By Amulya Ganguli. India, 09:34 AM IST
If any individual personifies Prime Minister Manmohan Singh's dream of a day when one can have breakfast in Amritsar, lunch in Lahore and dinner in Kabul, underlining the unity of the Indian subcontinent, it is Taslima Nasreen. Yet, the Bangladeshi writer, now living in exile in Kolkata, is worried about the uncertainty about the extension of her residential permit which expires Feb 17.
The Swedish passport holder cannot go back to her native country because of the 'fatwa' issued against her after the publication of her novel 'Lajja' (Shame), depicting the abduction of a Hindu woman in Bangladesh. Even a change of government in Dhaka may not help her because of, as she has said, the alliance between Awami League leader Sheikh Hasina and a fundamentalist organization.
'There are signs,' Taslima says, that Sheikh Hasina is going 'to make the country more Islamist. There is no difference between the Awami League and the Jamaat-e-Islami.'
If India too shuts the door against her, it will be a 'big disaster ... because I closed my life in Europe and can't think of leaving India. I consider Bengal as my home. I love Bengal ... I don't wish to live in the West'.
This is not the first time she has spoken of her love for what she hopes will be her adopted province and country.
More than a decade ago, soon after Islamic fundamentalists in Dhaka issued a death sentence against her, she had spoken against the partition of India. India was not a 'scrap of paper to be torn apart', she had written, adding that she wanted to throw up the 'thorn' of 1947 stuck in her throat. She had also wanted those who won the 'war of liberation' in Bangladesh in 1971 to bury the two-nation theory.
But her hopes remain unfulfilled not only because the closeness of emotional and cultural ties which India and Bangladesh experienced in the early 70s has slowly disappeared but also because the Indian and West Bengal governments have been somewhat uneasy about accepting her request for citizenship.
One reason for their reluctance is her outspokenness, especially against Islamic practices, which made a Kolkata imam issue a fatwa against her. Her article in the latest issue of Outlook magazine, in which she calls upon Muslim women to burn their burqas, will also undoubtedly anger the bigoted mullahs.
In addition, the sexually explicit nature of her writings made the state government ban one of her books, 'Dwikhandita' (Divided Self), which is autobiographical like 'Meyebela' (Girlhood), which also created a stir.
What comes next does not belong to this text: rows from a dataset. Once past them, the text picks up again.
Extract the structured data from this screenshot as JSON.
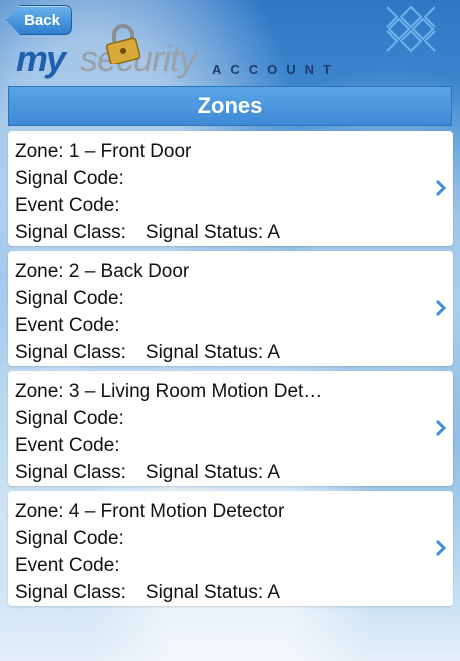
{
  "header": {
    "back_label": "Back",
    "logo_my": "my",
    "logo_security": "security",
    "logo_account": "ACCOUNT"
  },
  "page": {
    "title": "Zones"
  },
  "zones": [
    {
      "zone": "Zone: 1 – Front Door",
      "signal_code": "Signal Code:",
      "event_code": "Event Code:",
      "signal_class": "Signal Class:",
      "signal_status": "Signal Status: A"
    },
    {
      "zone": "Zone: 2 – Back Door",
      "signal_code": "Signal Code:",
      "event_code": "Event Code:",
      "signal_class": "Signal Class:",
      "signal_status": "Signal Status: A"
    },
    {
      "zone": "Zone: 3 – Living Room Motion Det…",
      "signal_code": "Signal Code:",
      "event_code": "Event Code:",
      "signal_class": "Signal Class:",
      "signal_status": "Signal Status: A"
    },
    {
      "zone": "Zone: 4 – Front Motion Detector",
      "signal_code": "Signal Code:",
      "event_code": "Event Code:",
      "signal_class": "Signal Class:",
      "signal_status": "Signal Status: A"
    }
  ],
  "colors": {
    "accent": "#3f8ad6",
    "chevron": "#3b8fd9",
    "logo_blue": "#1f5fae"
  },
  "icons": {
    "back": "back-arrow-button",
    "lock": "padlock-icon",
    "menu": "menu-grid-icon",
    "row": "chevron-right-icon"
  }
}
The Calcutta High Court lifted the ban.
Few writers, however, can recreate the atmosphere of an undivided, non-communal Bengal as poignantly as Taslima can. In one of her poems, she writes how she unconsciously waves away flies while eating rice and fish (maachh-bhat) in Sweden although there are no flies in Scandinavia. 'A piece of fish, vegetables and salt in the corner of my plate ... when I touch rice, I feel I am holding Bangladesh in my palm.' In her writings, the reference to Bangladesh can mean both halves of Bengal.
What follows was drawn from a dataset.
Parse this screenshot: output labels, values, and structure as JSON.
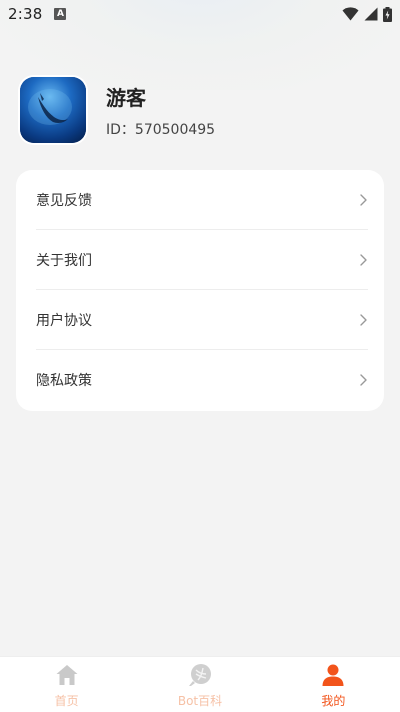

In another poem, she imagines the scene of her house in winter where her mother is preparing tea and puffed rice (muri) with mango and olive pickles while 'I am in Scandinavia engulfed by snow and darkness'. All she wants to do is to forsake the 'red carpet receptions' and 'meetings with kings' in order to sit in the courtyard of her house eating 'watery rice (pantabhat), salt and chillies'.
As is evident, when she is not taking on the fundamentalists, she harks back to the scenes of ordinary life, which are common to both Bangladesh and West Bengal and have little to do with religion.
Salman Rushdie is another author whose love for India comes through in his fiction. The farewell lament of the storyteller in 'The Ground Beneath Her Feet' says it all: 'India, I have swum in your warm waters and run laughing in your high mountain meadows. Oh, why must everything I say end up sounding like a filmi gana ... very well then: I have walked your filthy streets, India, I have ached in my bones from the illnesses engendered by your germs .... India, my terra infirma, my maelstrom, my cornucopia, my crowd. India, my too-muchness, my everything at once, my Hug-me, my fable, my father, my mother and my first great truth ... Goodbye.'
Taslima Nasreen and Salman Rushdie look upon India in the manner in which, as Manmohan Singh said, people of the pre-partition generations saw the country - a vision the prime minister wants the future generations to share. If any two people deserve to be citizens of India, therefore, it is these two.
Yet, Rushdie's 'The Satanic Verses' remains banned while the government did not allow his 'Midnight's Children' to be filmed in India. And now, apparently because of the fear of Muslim bigots, it seems reluctant even to extend Taslima's residential permit notwithstanding her openly declared love for India and Bengal.